Хотя я не питал никаких надежд на то, что мне удастся выйти из этого положения, и даже мечтать об этом перестал, но все же ни на минуту не мирился со своей горькой долей. Чувствовал я себя страшно несчастным. Я вынашивал свои муки в глубине сердца и даже в письмах к Пиготти не признавался в них. Мы часто с нею переписывались, но я молчал — отчасти из любви к ней, не желая ее огорчать, а отчасти потому, что мне было стыдно за себя.
Денежные затруднения мистера Микобера еще усиливали мои душевные муки. Одиночество заставило меня искренне привязаться к этой семье. Помню, что во время прогулки меня обычно угнетала мысль о долгах мистера Микобера, и я, расхаживая, все обдумывал те средства и способы, с помощью которых миссис Микобер мечтала выйти из затруднения.

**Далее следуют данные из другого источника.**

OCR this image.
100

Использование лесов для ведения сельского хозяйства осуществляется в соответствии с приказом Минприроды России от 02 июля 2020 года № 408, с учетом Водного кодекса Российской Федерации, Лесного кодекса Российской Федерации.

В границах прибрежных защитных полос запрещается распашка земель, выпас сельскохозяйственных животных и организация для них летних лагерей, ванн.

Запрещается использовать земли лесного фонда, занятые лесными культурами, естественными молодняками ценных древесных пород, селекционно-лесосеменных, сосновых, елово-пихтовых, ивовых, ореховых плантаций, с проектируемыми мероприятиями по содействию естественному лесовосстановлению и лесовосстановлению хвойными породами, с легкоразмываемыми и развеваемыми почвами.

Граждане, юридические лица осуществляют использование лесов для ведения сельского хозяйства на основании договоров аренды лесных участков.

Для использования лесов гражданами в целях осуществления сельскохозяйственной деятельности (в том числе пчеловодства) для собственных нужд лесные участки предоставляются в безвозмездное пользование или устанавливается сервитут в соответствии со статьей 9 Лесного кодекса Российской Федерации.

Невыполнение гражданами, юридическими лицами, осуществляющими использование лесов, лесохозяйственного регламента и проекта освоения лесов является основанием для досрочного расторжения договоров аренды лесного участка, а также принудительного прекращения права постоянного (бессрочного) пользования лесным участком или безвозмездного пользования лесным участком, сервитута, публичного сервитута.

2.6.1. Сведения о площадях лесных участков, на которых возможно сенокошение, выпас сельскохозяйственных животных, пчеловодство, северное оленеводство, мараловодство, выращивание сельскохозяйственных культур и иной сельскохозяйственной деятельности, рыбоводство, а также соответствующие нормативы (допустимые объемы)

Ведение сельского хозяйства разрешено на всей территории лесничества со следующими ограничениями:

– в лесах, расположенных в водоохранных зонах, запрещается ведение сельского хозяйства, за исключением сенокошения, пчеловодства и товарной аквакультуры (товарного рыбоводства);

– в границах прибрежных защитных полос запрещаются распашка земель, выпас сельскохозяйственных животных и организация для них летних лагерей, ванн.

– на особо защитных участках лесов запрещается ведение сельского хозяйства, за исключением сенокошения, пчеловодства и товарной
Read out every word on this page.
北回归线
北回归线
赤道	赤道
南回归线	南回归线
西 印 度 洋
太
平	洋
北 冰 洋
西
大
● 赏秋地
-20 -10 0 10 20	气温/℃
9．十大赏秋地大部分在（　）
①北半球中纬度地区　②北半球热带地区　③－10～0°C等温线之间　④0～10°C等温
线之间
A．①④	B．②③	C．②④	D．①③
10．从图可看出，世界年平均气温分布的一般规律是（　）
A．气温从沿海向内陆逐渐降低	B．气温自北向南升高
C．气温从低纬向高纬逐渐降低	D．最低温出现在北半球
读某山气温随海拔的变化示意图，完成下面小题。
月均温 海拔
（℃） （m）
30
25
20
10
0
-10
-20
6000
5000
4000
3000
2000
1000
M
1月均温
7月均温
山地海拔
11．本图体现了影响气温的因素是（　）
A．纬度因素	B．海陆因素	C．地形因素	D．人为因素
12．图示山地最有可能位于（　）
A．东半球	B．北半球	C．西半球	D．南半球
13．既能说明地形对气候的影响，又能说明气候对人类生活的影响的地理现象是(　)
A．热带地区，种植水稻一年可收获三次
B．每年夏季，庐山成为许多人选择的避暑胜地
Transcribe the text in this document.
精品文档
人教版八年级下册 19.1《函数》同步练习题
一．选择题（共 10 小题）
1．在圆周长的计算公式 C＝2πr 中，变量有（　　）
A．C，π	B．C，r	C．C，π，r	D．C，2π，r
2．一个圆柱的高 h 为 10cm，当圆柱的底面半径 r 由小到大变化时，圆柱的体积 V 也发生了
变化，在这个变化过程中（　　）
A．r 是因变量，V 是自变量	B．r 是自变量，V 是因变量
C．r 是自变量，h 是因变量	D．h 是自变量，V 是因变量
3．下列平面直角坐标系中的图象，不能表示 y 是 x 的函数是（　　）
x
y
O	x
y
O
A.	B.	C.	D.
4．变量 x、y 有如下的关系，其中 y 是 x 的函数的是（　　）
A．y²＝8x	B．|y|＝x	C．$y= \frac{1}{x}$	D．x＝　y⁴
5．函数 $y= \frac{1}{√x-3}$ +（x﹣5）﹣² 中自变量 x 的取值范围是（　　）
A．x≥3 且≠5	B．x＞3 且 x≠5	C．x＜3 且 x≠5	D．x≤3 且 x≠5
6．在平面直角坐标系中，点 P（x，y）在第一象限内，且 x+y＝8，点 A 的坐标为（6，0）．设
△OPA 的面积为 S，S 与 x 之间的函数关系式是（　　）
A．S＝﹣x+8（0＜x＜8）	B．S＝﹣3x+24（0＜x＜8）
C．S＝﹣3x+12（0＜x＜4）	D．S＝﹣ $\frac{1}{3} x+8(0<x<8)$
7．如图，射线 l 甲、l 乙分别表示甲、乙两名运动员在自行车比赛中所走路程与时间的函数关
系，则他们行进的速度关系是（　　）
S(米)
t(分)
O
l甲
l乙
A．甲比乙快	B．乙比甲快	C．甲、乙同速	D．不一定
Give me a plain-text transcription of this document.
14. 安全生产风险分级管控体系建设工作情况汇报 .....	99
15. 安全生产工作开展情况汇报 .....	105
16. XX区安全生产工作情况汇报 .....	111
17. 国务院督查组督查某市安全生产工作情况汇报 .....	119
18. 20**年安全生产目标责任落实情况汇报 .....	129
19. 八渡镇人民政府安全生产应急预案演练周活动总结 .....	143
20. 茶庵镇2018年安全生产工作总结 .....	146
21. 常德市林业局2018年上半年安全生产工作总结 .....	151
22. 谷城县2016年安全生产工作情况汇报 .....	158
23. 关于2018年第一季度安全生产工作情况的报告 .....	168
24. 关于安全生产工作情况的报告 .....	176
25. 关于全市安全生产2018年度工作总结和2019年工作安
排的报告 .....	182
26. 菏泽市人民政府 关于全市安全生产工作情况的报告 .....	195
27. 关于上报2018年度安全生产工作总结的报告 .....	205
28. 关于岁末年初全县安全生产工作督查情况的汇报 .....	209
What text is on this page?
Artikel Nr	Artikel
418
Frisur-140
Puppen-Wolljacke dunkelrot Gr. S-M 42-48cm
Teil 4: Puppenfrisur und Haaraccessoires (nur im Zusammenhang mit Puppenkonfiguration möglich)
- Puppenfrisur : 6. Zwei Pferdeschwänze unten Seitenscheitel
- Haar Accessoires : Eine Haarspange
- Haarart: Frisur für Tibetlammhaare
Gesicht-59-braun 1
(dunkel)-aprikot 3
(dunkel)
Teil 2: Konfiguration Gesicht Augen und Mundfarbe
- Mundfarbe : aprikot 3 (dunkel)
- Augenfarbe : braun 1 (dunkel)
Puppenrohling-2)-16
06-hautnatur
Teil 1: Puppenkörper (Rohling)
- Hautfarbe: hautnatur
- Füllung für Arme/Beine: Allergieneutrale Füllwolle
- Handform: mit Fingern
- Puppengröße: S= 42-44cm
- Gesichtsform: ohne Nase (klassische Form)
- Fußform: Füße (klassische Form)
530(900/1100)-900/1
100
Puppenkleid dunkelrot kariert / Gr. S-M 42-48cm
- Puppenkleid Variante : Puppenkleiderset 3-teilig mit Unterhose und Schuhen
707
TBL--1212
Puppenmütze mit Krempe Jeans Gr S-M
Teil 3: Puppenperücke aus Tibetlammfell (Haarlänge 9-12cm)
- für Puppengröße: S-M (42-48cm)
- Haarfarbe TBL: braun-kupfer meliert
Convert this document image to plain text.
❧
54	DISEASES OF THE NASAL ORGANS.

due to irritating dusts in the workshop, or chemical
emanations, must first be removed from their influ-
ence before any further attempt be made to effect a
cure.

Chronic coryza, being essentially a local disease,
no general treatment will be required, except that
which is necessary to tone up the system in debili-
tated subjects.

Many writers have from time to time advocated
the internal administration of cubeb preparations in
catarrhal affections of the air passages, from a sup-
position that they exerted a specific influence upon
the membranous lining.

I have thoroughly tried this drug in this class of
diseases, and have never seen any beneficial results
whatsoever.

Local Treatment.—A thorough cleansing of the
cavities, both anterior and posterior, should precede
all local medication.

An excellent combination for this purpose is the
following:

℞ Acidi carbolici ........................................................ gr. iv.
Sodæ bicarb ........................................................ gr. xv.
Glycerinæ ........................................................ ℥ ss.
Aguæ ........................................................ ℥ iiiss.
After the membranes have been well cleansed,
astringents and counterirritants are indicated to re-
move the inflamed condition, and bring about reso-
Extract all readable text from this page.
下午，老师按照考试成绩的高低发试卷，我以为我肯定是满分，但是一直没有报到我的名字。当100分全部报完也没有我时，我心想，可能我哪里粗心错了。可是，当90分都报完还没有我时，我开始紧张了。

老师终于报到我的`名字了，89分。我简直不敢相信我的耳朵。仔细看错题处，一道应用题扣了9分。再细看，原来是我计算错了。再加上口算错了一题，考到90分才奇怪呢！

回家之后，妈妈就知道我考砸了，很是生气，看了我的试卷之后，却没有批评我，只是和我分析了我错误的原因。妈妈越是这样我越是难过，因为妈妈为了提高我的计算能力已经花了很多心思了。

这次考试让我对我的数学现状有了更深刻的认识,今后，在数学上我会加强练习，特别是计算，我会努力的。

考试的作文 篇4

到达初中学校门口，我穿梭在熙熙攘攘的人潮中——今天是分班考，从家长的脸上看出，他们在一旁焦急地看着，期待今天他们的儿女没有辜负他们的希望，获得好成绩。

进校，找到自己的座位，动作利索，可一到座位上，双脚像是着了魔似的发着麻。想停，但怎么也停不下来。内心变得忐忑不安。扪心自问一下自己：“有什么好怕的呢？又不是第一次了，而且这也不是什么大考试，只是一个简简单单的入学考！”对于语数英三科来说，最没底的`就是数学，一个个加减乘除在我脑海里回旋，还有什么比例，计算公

Суббота была для меня самым приятным днем: идя домой раньше обыкновенного, я ощущал в кармане шесть или семь шиллингов и, проходя мимо окон магазинов, прикидывал в уме, что мог бы я купить на эти деньги. Но и субботние вечера бывали отравлены раздирающими душу рассказами миссис Микобер о безвыходном положении мужа. Такие же разговоры заводила она и по воскресным утрам, в то время как я заваривал в жестяном стаканчике для бритья купленный накануне вечером чай или кофе, а потом долго сидел за своим скромным завтраком.
Случалось сплошь да рядом, что в начале нашей субботней беседы мистер Микобер плакал навзрыд, что нисколько не мешало ему в конце этой же беседы с увлечением распевать какой-нибудь веселый романс. Не раз видел я, как он возвращался домой к ужину в полном отчаянии и, заливаясь слезами, уверял, что ему не избежать долговой тюрьмы, а ложась спать, он уже мечтал о новых венецианских окнах в своей квартире, «если что-нибудь подвернется». (Это, надо сказать, было его любимым выражением.) А миссис Микобер была точно такая же.
Однажды вечером она удостоила меня своим полным доверием.
— Милый Копперфильд, — начала она, — я давно не считаю вас за чужого и поэтому прямо говорю вам, что дела мистера Микобера близки к критической развязке.
Мне было очень тяжело это слышать, и я с самым горячим участием смотрел в покрасневшие от слез глаза миссис Микобер.
— За исключением небольшой горбушки голландского сыра, совершенно непригодного для наших крошек, у нас ровно ничего нет в кладовой, — продолжала она. — Я привыкла в доме папы и мамы говорить «кладовая», а тут надо просто сказать, что в доме абсолютно нечего есть.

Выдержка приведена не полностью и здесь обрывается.